Construing these provisions together, we have uniformly held that where an offense is sufficiently described in other respects as to identify the property and the act, a misdescription of the owner is immaterial. McBride v. Commonwealth, 13 Bush 337; Jackson v. Commonwealth, 19 Rep. 1197; Commonwealth v. Vineyard, 26 Rep. 543, Commonwealth v. McGarvey, 158 Ky. 570; Bibb v. Commonwealth, 3 Rawle 726; Robinson v. Commonwealth, 144 Ky. 111; Hennessey v. Commonwealth, 88 Ky. 301.

Here the primary offense charged is embezzlement of the funds of the Sudduth Fuel Company. In other respects the offense is described with sufficient particularity to identify the property and the act, hence it falls clearly within the reasoning of the cases above cited, and is analogous to the Meade case, supra. There the defendant was charged with attempting a rape upon a child under twelve years of age. If the proof had shown the injured party to be over that age an instruction could not have been submitted upon the principal charge, but would have been proper on the statutory crime of detention.

It may be added that section 1208, Kentucky Statutes, makes embezzlement of any sum from a bank or corporation a felony, while under section 1358a, the fraudulent conversion of trust funds of $20.00 or more is a felony; of a less sum is a misdemeanor only.

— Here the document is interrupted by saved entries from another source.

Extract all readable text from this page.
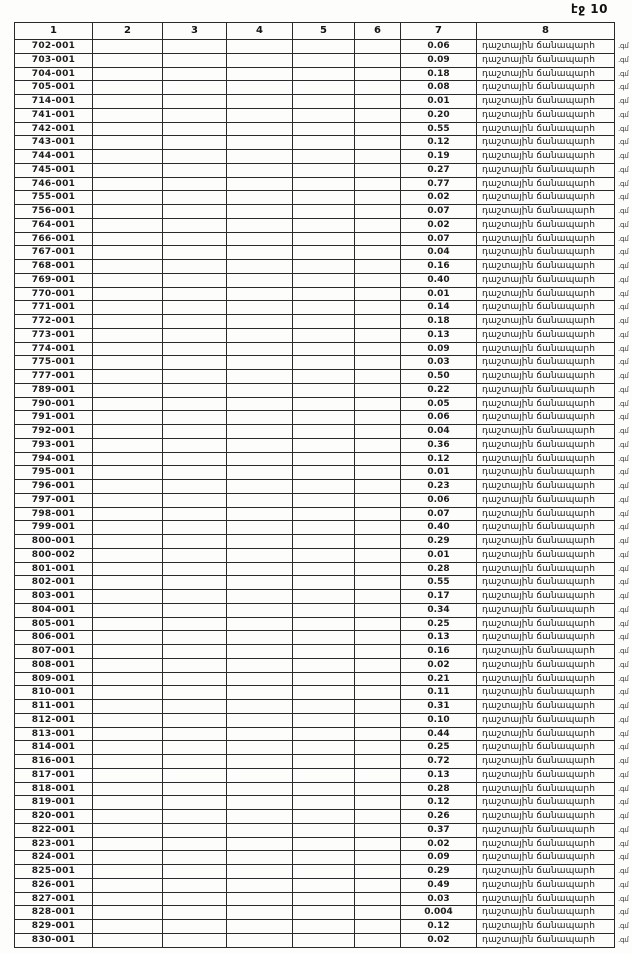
էջ 10
1	2	3	4	5	6	7	8	
702-001						0.06	դաշտային ճանապարհ	.գմ
703-001						0.09	դաշտային ճանապարհ	.գմ
704-001						0.18	դաշտային ճանապարհ	.գմ
705-001						0.08	դաշտային ճանապարհ	.գմ
714-001						0.01	դաշտային ճանապարհ	.գմ
741-001						0.20	դաշտային ճանապարհ	.գմ
742-001						0.55	դաշտային ճանապարհ	.գմ
743-001						0.12	դաշտային ճանապարհ	.գմ
744-001						0.19	դաշտային ճանապարհ	.գմ
745-001						0.27	դաշտային ճանապարհ	.գմ
746-001						0.77	դաշտային ճանապարհ	.գմ
755-001						0.02	դաշտային ճանապարհ	.գմ
756-001						0.07	դաշտային ճանապարհ	.գմ
764-001						0.02	դաշտային ճանապարհ	.գմ
766-001						0.07	դաշտային ճանապարհ	.գմ
767-001						0.04	դաշտային ճանապարհ	.գմ
768-001						0.16	դաշտային ճանապարհ	.գմ
769-001						0.40	դաշտային ճանապարհ	.գմ
770-001						0.01	դաշտային ճանապարհ	.գմ
771-001						0.14	դաշտային ճանապարհ	.գմ
772-001						0.18	դաշտային ճանապարհ	.գմ
773-001						0.13	դաշտային ճանապարհ	.գմ
774-001						0.09	դաշտային ճանապարհ	.գմ
775-001						0.03	դաշտային ճանապարհ	.գմ
777-001						0.50	դաշտային ճանապարհ	.գմ
789-001						0.22	դաշտային ճանապարհ	.գմ
790-001						0.05	դաշտային ճանապարհ	.գմ
791-001						0.06	դաշտային ճանապարհ	.գմ
792-001						0.04	դաշտային ճանապարհ	.գմ
793-001						0.36	դաշտային ճանապարհ	.գմ
794-001						0.12	դաշտային ճանապարհ	.գմ
795-001						0.01	դաշտային ճանապարհ	.գմ
796-001						0.23	դաշտային ճանապարհ	.գմ
797-001						0.06	դաշտային ճանապարհ	.գմ
798-001						0.07	դաշտային ճանապարհ	.գմ
799-001						0.40	դաշտային ճանապարհ	.գմ
800-001						0.29	դաշտային ճանապարհ	.գմ
800-002						0.01	դաշտային ճանապարհ	.գմ
801-001						0.28	դաշտային ճանապարհ	.գմ
802-001						0.55	դաշտային ճանապարհ	.գմ
803-001						0.17	դաշտային ճանապարհ	.գմ
804-001						0.34	դաշտային ճանապարհ	.գմ
805-001						0.25	դաշտային ճանապարհ	.գմ
806-001						0.13	դաշտային ճանապարհ	.գմ
807-001						0.16	դաշտային ճանապարհ	.գմ
808-001						0.02	դաշտային ճանապարհ	.գմ
809-001						0.21	դաշտային ճանապարհ	.գմ
810-001						0.11	դաշտային ճանապարհ	.գմ
811-001						0.31	դաշտային ճանապարհ	.գմ
812-001						0.10	դաշտային ճանապարհ	.գմ
813-001						0.44	դաշտային ճանապարհ	.գմ
814-001						0.25	դաշտային ճանապարհ	.գմ
816-001						0.72	դաշտային ճանապարհ	.գմ
817-001						0.13	դաշտային ճանապարհ	.գմ
818-001						0.28	դաշտային ճանապարհ	.գմ
819-001						0.12	դաշտային ճանապարհ	.գմ
820-001						0.26	դաշտային ճանապարհ	.գմ
822-001						0.37	դաշտային ճանապարհ	.գմ
823-001						0.02	դաշտային ճանապարհ	.գմ
824-001						0.09	դաշտային ճանապարհ	.գմ
825-001						0.29	դաշտային ճանապարհ	.գմ
826-001						0.49	դաշտային ճանապարհ	.գմ
827-001						0.03	դաշտային ճանապարհ	.գմ
828-001						0.004	դաշտային ճանապարհ	.գմ
829-001						0.12	դաշտային ճանապարհ	.գմ
830-001						0.02	դաշտային ճանապարհ	.գմ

Consequently in a prosecution under section 1202, if the amount of the alleged embezzlement is not stated in the indictment or is fixed at less than $20.00, and the proof showed an offense under section 1358a, only a: misdemeanor instruction could be given, but when, as in this case, the indictment charges and the proof shows the amount involved to be over $20.00, a felony instruction is proper.

5. The first instruction was applicable to the offense denounced in section 1358a, Kentucky Statutes, except it authorized a penalty upon conviction of from one to ten years in the penitentiary, whereas the penalty fixed by that statute is from one to five years, and is otherwise criticised as assuming certain facts. Perhaps it is erroneous in both respects, but as the penalty fixed was for only one year and a day, and there was no dispute as to the other matters complained of, it cannot be said that appellant's substantial rights were thereby prejudiced.

Another insistence is that the court permitted the Commonwealth to ask leading questions, and there is *695 ground for this criticism, but as the same matter was developed without contradiction by other questions that were not objectionable, it cannot be said that this was prejudicial.

Wherefore, perceiving no error, the judgment is affirmed.